I wish I could bleed the way I used to. I’d roll down my blinds, roll up my sleeves, tied back my hair and unzip my veins. Methodical, obsessed. I used to keep my room clean, used to stack books next to my bed so I could read them in my dreams but now they live on shelves, on the other side of my room, their spines don’t face outwards because I never want to know what I’m picking up. I`ve stopped reading.

     I sat on the end of a jetty at 2am with a bottle of whiskey I stole out of my parent’s cabinet and I drank to the sound of your name as it played through my mind, and I spent hours contemplating what would happen if I just stepped off. I remember the blood and I remember watching it swirl in circles down the sink and I remember feeling lightheaded and I remember waking up on the bathroom floor and I had ruined my favourite shirt so I burned it with the letters from you. In my dreams, you kiss my forehead in assured confidence and I let you touch me but now I flinch every time I see a hand move; I wish I could learn to stop talking.

      I am sitting at the edge of a tombstone with the name engraved that looks like my uncles but it doesn’t have enough life in it anymore and I’m kissing the grass with tears and my mother is worried about me again and she follows me around the house, but here I am safe and I tell him about the boy I met and I tell him about the songs I hear every time I think of his name and I tried so hard to fix myself for him that I died when he broke.

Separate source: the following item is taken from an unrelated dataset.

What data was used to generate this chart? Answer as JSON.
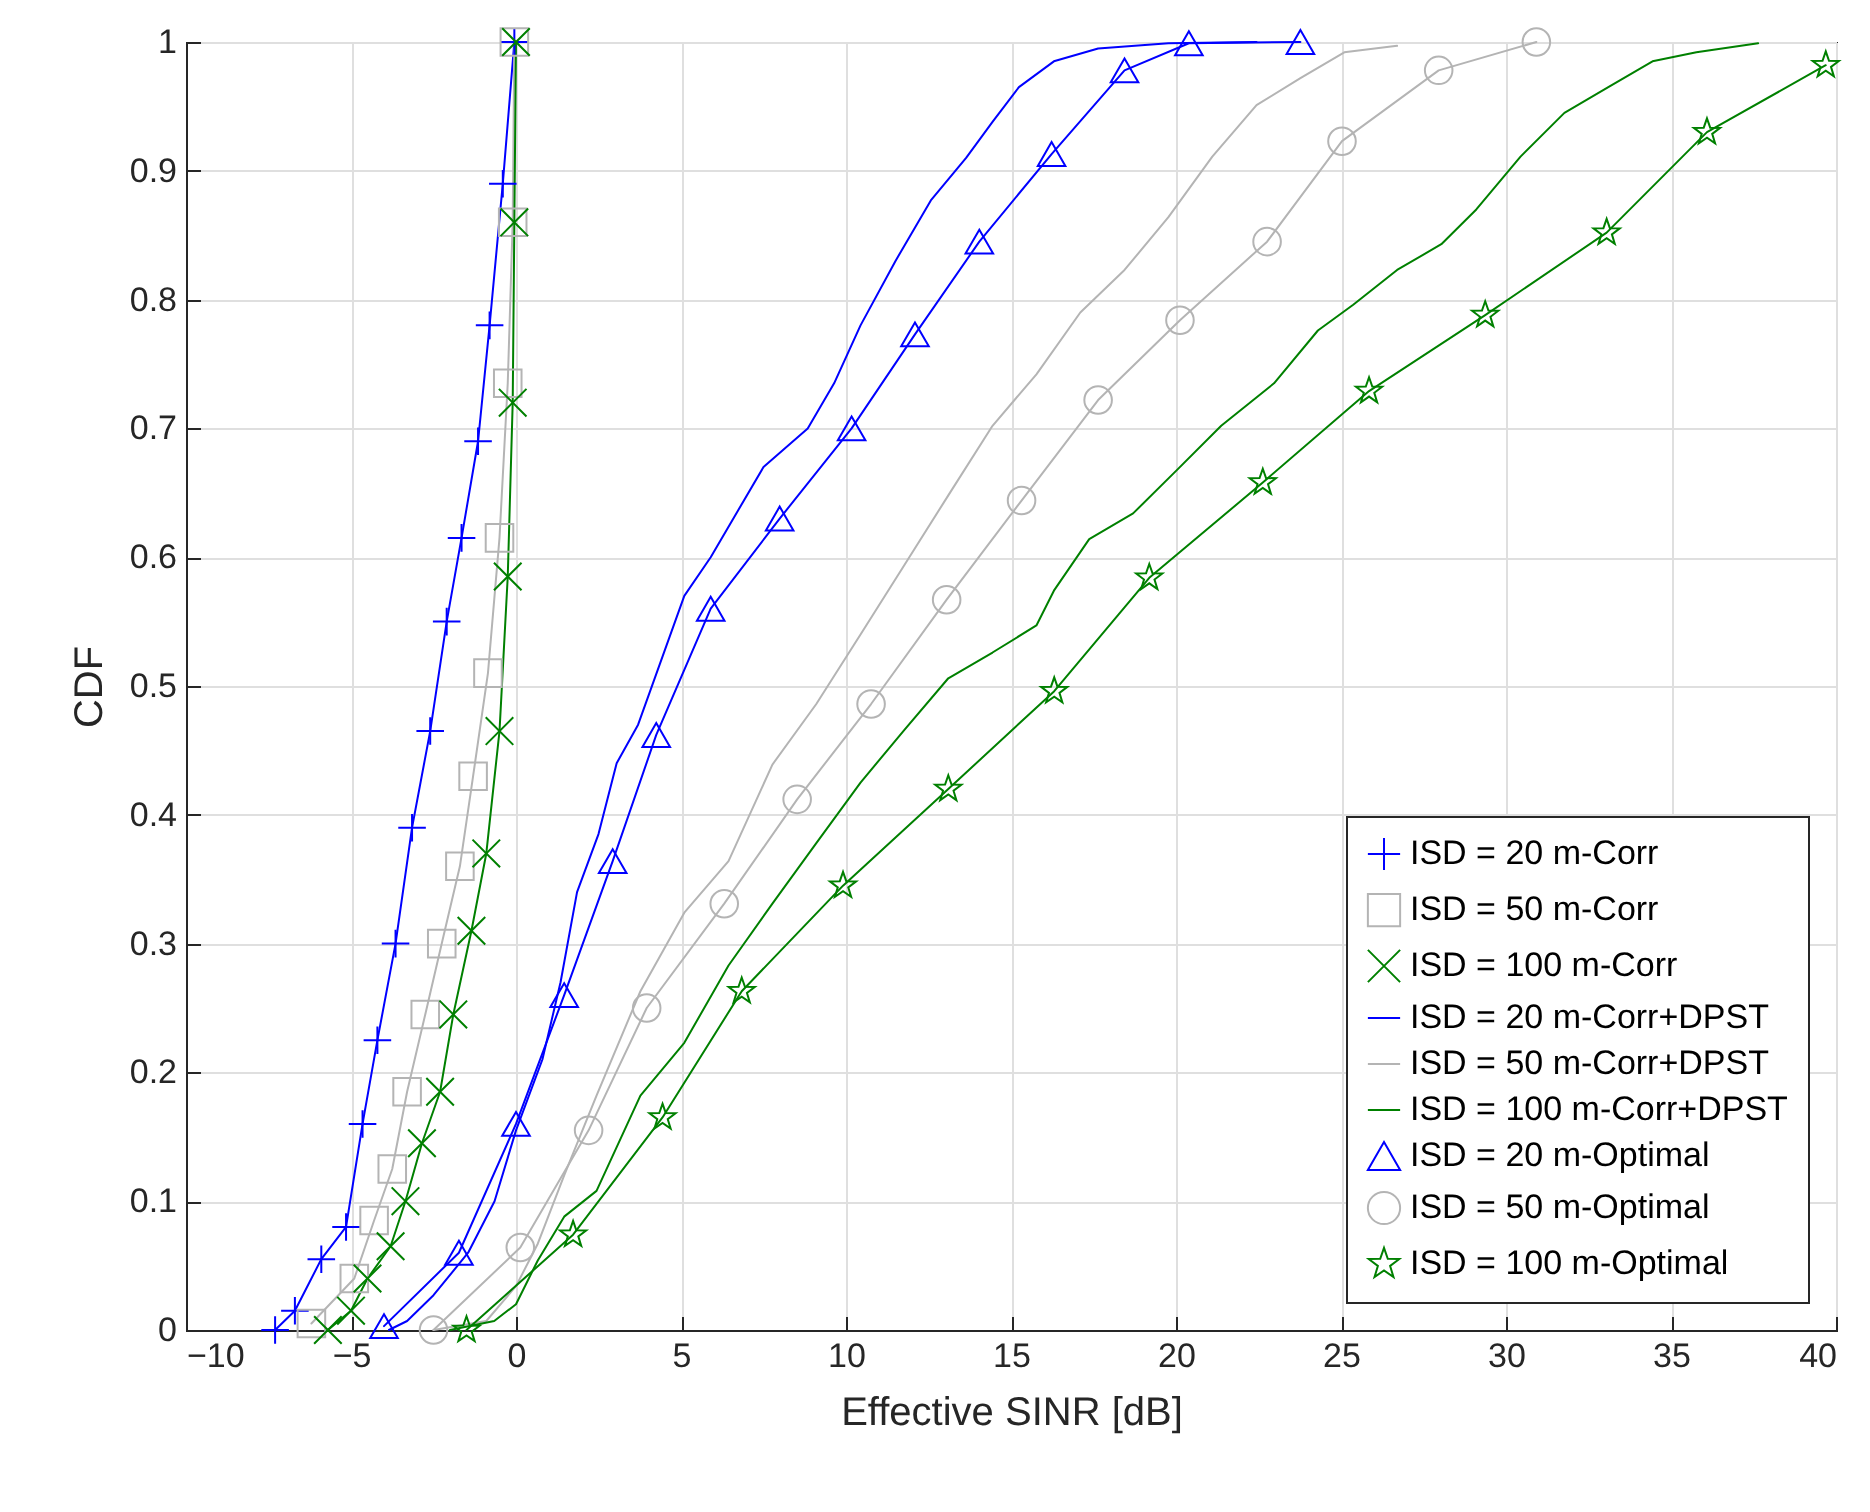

     Time passes differently in poetry. Because in real life today I sat on the edge of my shower and kissed the back of my hand and then unzipped my wrists to let out all the anguish that I can`t help but feel, and I watched as the threads snapped and I laughed out loud and then I fell asleep for three hours and it has nothing to do with you. It`s all in my own mind but I should have warned you that I’m more fucked up than you thought.